With offline interactions still severely disrupted, it is critical that your content is indexed on Google to ensure that your audience can find you online.
While optimizing websites for search engines consists of myriad factors, many take place behind the scenes of what users actually see on the page.
Among the moving parts, deindexation can easily slip under your radar and devalue your site.
Deindexation is when content that previously ranked on Google stops ranking because Google no longer includes it in its pool of eligible answers for a searcher’s query.
You may not realize a page has been deindexed, because your site is running as if everything is normal: You can still access the domain directly and by following links from third-party sites, and you can still see traffic figures because most pages remain searchable on Google.
But what you don’t see is that some pages are deindexed and no longer showing on the search results.
Even a giant social media platform is not immune to this SEO mishap.
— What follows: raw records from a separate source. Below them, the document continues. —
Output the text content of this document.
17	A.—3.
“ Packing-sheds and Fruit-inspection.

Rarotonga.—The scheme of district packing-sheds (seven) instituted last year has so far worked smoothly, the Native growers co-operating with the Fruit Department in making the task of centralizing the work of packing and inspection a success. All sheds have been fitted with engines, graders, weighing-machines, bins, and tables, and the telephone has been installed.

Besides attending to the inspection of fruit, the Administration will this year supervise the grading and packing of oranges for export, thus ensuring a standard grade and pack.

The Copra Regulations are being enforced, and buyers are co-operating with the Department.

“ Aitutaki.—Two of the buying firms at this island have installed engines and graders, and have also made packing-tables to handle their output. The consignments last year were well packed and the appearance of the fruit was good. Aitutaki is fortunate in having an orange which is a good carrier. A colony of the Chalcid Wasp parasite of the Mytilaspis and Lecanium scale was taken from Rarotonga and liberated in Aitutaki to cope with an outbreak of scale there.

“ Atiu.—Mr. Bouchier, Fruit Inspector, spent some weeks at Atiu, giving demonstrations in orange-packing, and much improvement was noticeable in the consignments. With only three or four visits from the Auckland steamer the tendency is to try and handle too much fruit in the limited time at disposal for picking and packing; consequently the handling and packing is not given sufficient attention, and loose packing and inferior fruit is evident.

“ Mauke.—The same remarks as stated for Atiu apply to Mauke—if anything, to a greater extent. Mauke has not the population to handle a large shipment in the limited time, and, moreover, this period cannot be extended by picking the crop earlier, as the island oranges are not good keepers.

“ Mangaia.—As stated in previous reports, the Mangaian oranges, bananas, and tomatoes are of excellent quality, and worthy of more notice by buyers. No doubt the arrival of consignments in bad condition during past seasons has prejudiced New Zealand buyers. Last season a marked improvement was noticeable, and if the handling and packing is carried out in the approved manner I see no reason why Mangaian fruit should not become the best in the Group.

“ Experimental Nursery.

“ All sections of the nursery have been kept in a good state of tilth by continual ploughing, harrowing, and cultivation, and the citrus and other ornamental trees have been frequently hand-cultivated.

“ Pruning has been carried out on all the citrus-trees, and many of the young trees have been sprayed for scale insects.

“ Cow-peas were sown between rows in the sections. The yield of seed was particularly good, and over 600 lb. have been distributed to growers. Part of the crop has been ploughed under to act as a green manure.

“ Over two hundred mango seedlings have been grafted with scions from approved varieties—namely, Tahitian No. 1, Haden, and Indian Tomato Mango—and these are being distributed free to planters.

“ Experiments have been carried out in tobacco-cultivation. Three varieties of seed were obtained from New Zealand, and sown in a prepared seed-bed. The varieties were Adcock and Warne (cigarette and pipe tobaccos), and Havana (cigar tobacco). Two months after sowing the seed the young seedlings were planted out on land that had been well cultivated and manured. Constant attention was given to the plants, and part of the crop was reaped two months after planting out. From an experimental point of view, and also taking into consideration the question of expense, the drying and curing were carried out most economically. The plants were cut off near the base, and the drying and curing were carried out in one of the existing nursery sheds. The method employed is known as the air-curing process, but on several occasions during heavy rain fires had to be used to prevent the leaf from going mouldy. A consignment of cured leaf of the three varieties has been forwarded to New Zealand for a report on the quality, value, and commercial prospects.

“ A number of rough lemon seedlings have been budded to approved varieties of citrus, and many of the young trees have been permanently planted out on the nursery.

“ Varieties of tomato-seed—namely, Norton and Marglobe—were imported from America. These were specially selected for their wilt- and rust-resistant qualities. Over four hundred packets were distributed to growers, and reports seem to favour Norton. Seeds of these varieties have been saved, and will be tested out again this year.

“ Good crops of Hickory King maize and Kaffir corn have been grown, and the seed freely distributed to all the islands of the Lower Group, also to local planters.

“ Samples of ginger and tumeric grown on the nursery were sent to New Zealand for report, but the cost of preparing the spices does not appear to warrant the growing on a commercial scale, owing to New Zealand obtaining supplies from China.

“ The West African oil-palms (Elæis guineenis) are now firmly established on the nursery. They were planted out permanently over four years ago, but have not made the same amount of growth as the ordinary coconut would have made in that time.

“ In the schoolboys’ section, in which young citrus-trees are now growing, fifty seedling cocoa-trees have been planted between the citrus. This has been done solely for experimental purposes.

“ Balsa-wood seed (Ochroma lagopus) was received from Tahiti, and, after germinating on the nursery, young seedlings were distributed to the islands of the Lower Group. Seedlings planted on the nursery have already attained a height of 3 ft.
On May 6, 2020, LinkedIn’s entire site got deindexed from Google search results for around 10 hours before someone noticed and the issue was rectified.
Here, we share how to check whether any of your content has been deindexed and possible causes of deindexation so that you can avoid the issue but also detect/fix it if it does happen and get back to business as quickly as possible online.
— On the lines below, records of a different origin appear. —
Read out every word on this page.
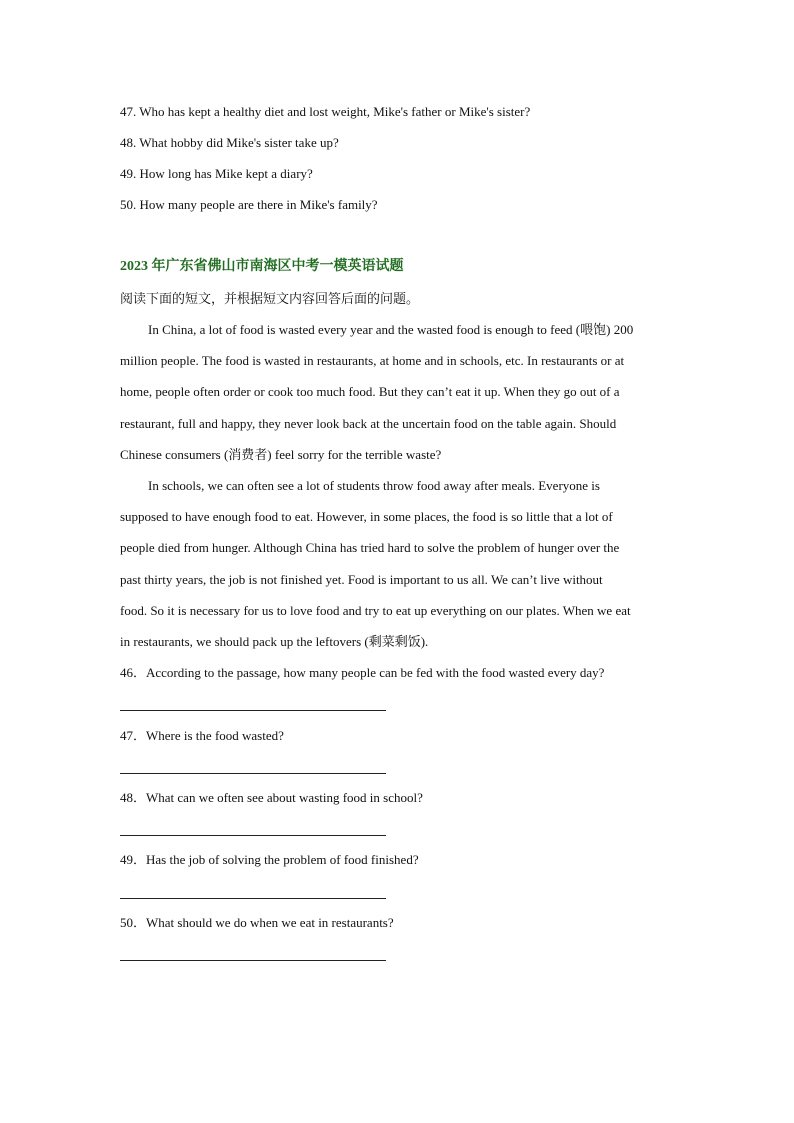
47. Who has kept a healthy diet and lost weight, Mike's father or Mike's sister?
48. What hobby did Mike's sister take up?
49. How long has Mike kept a diary?
50. How many people are there in Mike's family?
2023 年广东省佛山市南海区中考一模英语试题
阅读下面的短文，并根据短文内容回答后面的问题。
In China, a lot of food is wasted every year and the wasted food is enough to feed (喂饱) 200
million people. The food is wasted in restaurants, at home and in schools, etc. In restaurants or at
home, people often order or cook too much food. But they can’t eat it up. When they go out of a
restaurant, full and happy, they never look back at the uncertain food on the table again. Should
Chinese consumers (消费者) feel sorry for the terrible waste?
In schools, we can often see a lot of students throw food away after meals. Everyone is
supposed to have enough food to eat. However, in some places, the food is so little that a lot of
people died from hunger. Although China has tried hard to solve the problem of hunger over the
past thirty years, the job is not finished yet. Food is important to us all. We can’t live without
food. So it is necessary for us to love food and try to eat up everything on our plates. When we eat
in restaurants, we should pack up the leftovers (剩菜剩饭).
46．According to the passage, how many people can be fed with the food wasted every day?
47．Where is the food wasted?
48．What can we often see about wasting food in school?
49．Has the job of solving the problem of food finished?
50．What should we do when we eat in restaurants?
How can I check if my content has been deindexed?
Do a Site: operator search
This is by no means a comprehensive check, but it does give you a quick answer as to whether your content is on Google.
Simply search “site: yourdomain.com” on Google for a site-wide check or search “site: yourdomain.com/your/page/path” for a particular page.
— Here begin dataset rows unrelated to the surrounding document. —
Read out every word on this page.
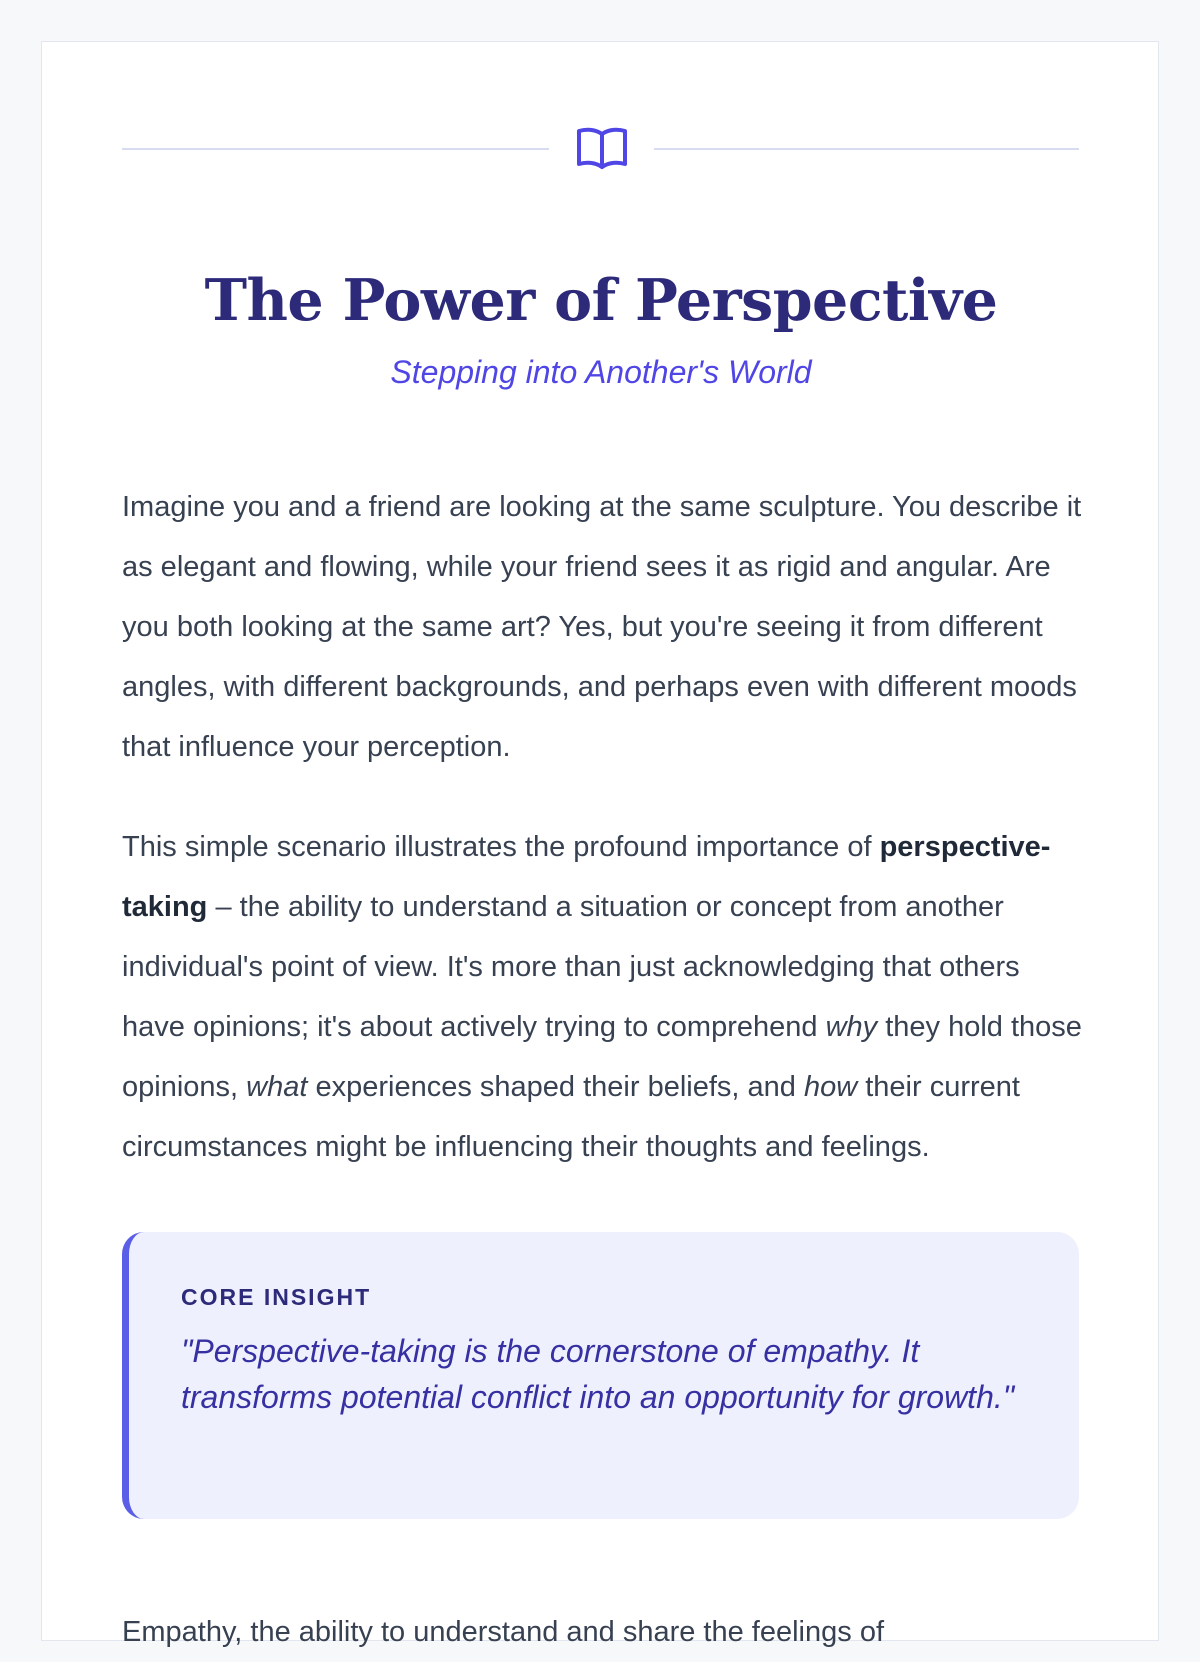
The Power of Perspective

Stepping into Another's World

Imagine you and a friend are looking at the same sculpture. You describe it as elegant and flowing, while your friend sees it as rigid and angular. Are you both looking at the same art? Yes, but you're seeing it from different angles, with different backgrounds, and perhaps even with different moods that influence your perception.

This simple scenario illustrates the profound importance of perspective-taking – the ability to understand a situation or concept from another individual's point of view. It's more than just acknowledging that others have opinions; it's about actively trying to comprehend why they hold those opinions, what experiences shaped their beliefs, and how their current circumstances might be influencing their thoughts and feelings.

CORE INSIGHT

"Perspective-taking is the cornerstone of empathy. It transforms potential conflict into an opportunity for growth."

Empathy, the ability to understand and share the feelings of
If your content is deindexed, it won’t show on the search result.
Access the Google Search Console (GSC) Coverage Report
This is the most comprehensive method to detect deindexation for each URL of your site.
The GSC Coverage Report classifies your pages into 4 statuses:
- Error
- Valid with warnings
- Valid
- Excluded
Clicking on Error and Excluded gives you a breakdown of status type and the reason your pages are not crawled or indexed. You can click on each status type to get a list of URLs that the issue applies to.
GSC Coverage Report: Error and Excluded Status
Inspect URL on Google Search Console (GSC)
Using the URL inspection tool, simply plug one URL at a time into the inspection bar to check indexation status and any reasons for deindexation.
If a URL is not indexed, the report will say “URL is not on Google.”
GSC Inspect URL Example: Page is Not Indexed
What causes Google to deindex my content?
Deindexed content typically results from 3 main issues:
- Your site code or status code is giving signals to Google to deindex your page.
- You misused the Google removal tool.
- You received an algorithm penalty/manual action.
Your site code or status code signals Google to deindex your page
Your site code and status code determine how Google treats your pages.
Below are some situations where changes to your site code or status code can cause a page to be deindexed. Each cause corresponds to a status type in the GSC Coverage Report:
Duplicate Content
The deindexed page is a duplicate of another page on your site. If Google does not accept the deindexed page as the canonical version, and/or you didn’t select the page as the canonical version, it gets excluded from indexation.
Redirect Error
You recently implemented a new set of redirects on your site, which may have created confusion for Google. This can include a redirect chain that goes on for 5 pages or more or a redirect loop where page A redirects to page B and vice versa.
URL Not Found
Google cannot index your content because your page is giving a 4xx status code (e.g., status 404 page is not found).
Server Error
Google cannot index your content because your server is giving a 5xx status code (e.g., status 500 internal server error).
Crawl Anomaly
Google found an unknown issue that prevents it from crawling your site for indexing. This could be a status 4xx, 5xx, or something that needs further troubleshooting by your developers.
Blocked by robots.txt
You accidentally told Google to exclude some pages from their index by implementing a no-index tag with robots.txt, meta robots, or an x-robots tag.
Search Engine Journal gives a good guide on how to fix deindexation issues depending on status type.
You misused the Google removal tool
Google Search Console has a removal tool to temporarily block pages from Google search results; for example, if you want to quickly take down sensitive information.
Quoting Google representative John Mueller’s Twitter, if you misuse this tool to remove a pre-existing HTTP version of your site, Google will also deindex other variations of your site (http/https/www/non-www).
GSC Removal Tool
You received an algorithm penalty/manual action
Your content may get deindexed if it doesn’t comply with Google’s Webmaster Guideline.
Google continuously tweaks its search algorithm to keep up with how we search and consume information. Every 3-4 months, Google releases a core algorithm update, which covers more significant, broader changes to the search algorithm.
You can always check what the new update addresses to see if your content could have been penalized due to noncompliance with recent changes.
***
As the world reopens and recovers, it’s crucial to routinely check whether you have any deindexed pages and take action to get them indexed and ranking again. This will ensure that your audience can find your content and safely, easily, and quickly interact with your brand online.